The day after the funeral, half out of her mind and mad as hell at Jim for that fifty-thousand-dollar cheque, she’d walked into a travel agency to blow his fifty thousand on a world cruise – and jump overboard before the boat completed its circle.
She hadn’t booked a world cruise. The agent had shown her a cruise of the Greek islands. The water would be warmer there, she’d thought, and she’d never heard of white pointers eating Greeks. It hadn’t cost fifty thousand, so she’d upgraded her flights to business class, paid for top-of-the-range travel insurance, paid the deposit with the Visa card, then driven home and forgotten about it – until the itinerary arrived and a bill for the balance of her cruise.
She could have cancelled it. Might have got back a little of her deposit. Had thought about cancelling it, but she’d read that itinerary then written a cheque for the balance.
May was five days old when she wrote a final cheque for the woodman, then a larger cheque for the lawnmower man. She paid him in advance to come in weekly while she was away. He had a vac-blower that made short work of fallen leaves. They were falling.
On the fifth of May she wrote her hairdresser a cheque for a trim and dye job, went to the bank to collect her new bank card, guaranteed by that bank to access any overseas ATM, then drove out to the Willama tip with a load, just to check it out.
It was more businesslike than Woody Creek’s. It had a uniformed man in a small office who took her money, told her where to unload and left her to do it. She got rid of a boot-load of pla
stic pots and a few pot plants. She’d get rid of Juliana’s cartons there tomorrow.
That evening she’d removed the shroud and was sealing the first carton into a garbage bag when the phone rang. She thought buyer and ran. It was Georgie. The case won or lost, she was back in Greensborough.
‘Heard from Trudy?’ Georgie asked.
‘No.’
‘She’s back at work, doing the nightshift at Box Hill.’
‘Who’s looking after the boys?’
‘They might keep Nick at home,’ Georgie said.
‘They might not too.’
‘What have you been doing?
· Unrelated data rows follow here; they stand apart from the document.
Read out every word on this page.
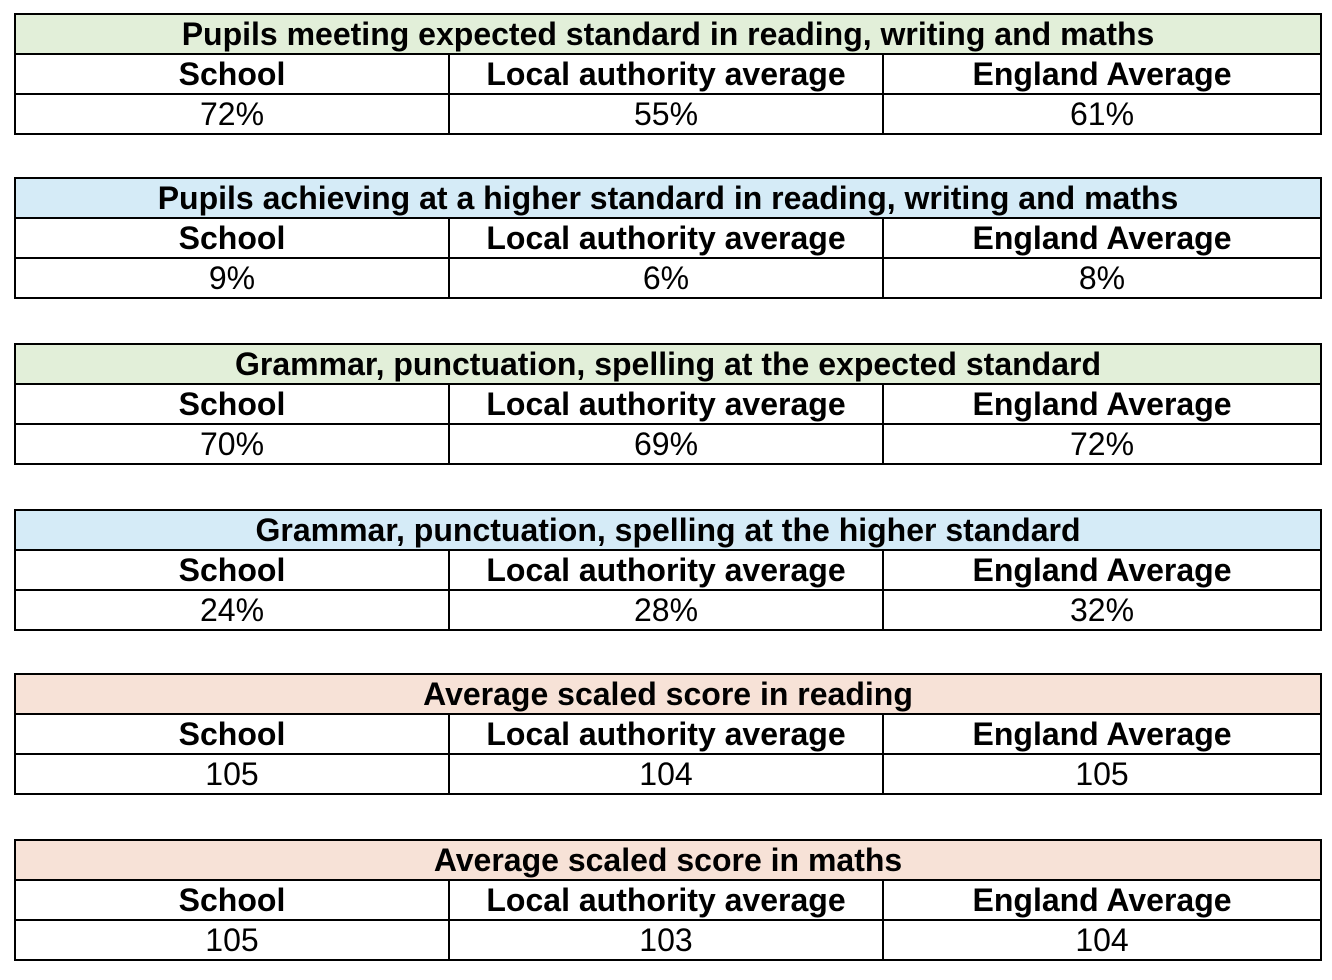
Pupils meeting expected standard in reading, writing and maths		
School	Local authority average	England Average
72%	55%	61%
Pupils achieving at a higher standard in reading, writing and maths		
School	Local authority average	England Average
9%	6%	8%
Grammar, punctuation, spelling at the expected standard		
School	Local authority average	England Average
70%	69%	72%
Grammar, punctuation, spelling at the higher standard		
School	Local authority average	England Average
24%	28%	32%
Average scaled score in reading		
School	Local authority average	England Average
105	104	105
Average scaled score in maths		
School	Local authority average	England Average
105	103	104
You’re panting,’ Georgie said.
‘I ran from the library. I’m dumping those cartons in Willama tomorrow.’
‘Filled Woody Creek’s, eh?’
‘Old Bert opens them. The publisher’s name and mine is all over them,’ Jenny said.
‘Kill that thought,’ Georgie said.
‘The Willama tip is impersonal. No one sees what you dump,’ Jenny argued.
‘You’re not dumping those books, Jen.’
‘Then what do I do with them?’
‘I’ll give them garage space. We’ll bring the ute up at the weekend.’
‘I’ll need any space you’ve got in your garage for the stuff I want to keep.’
‘We’ll find space. We’ll be up on Saturday –’
‘No. Make it the following weekend and I’ll drive back behind you. I’m going to tell Trudy about Margot – and I’ve got something to tell you too.’
‘I’m here.’
‘You’ll try to talk me out of it.’
‘What?’
‘I’m booked on a cruise, leaving on the fifteenth.’
It was much more than a cruise, but cruise was enough for Georgie to swallow over the phone. Without giving her space to ask, ‘Where to?’ Jenny added, ‘That’s why I’ve been in such a hell of a hurry to get things done. I won’t get back until the sixteenth of June and I hand over the keys on the eighteenth.’
‘The sixteenth of June? You’re going for a month?’
‘Twenty-eight days – plus the time flying.’
*
They came on Saturday, the tenth of May. They loaded Amy’s desk, then the cartons. They loaded the ruby-glass lamps into Jenny’s car with two large cases and one that was smaller, brand new and already packed for her cruise. It had wheels and a handle that turned it into a trolley. The laptop, zipped into its bag, went into the Toyota’s boot, with Jim’s concertina file and Jenny’s near new set of saucepans. The jewellery box rode on her front passenger seat with her handbag.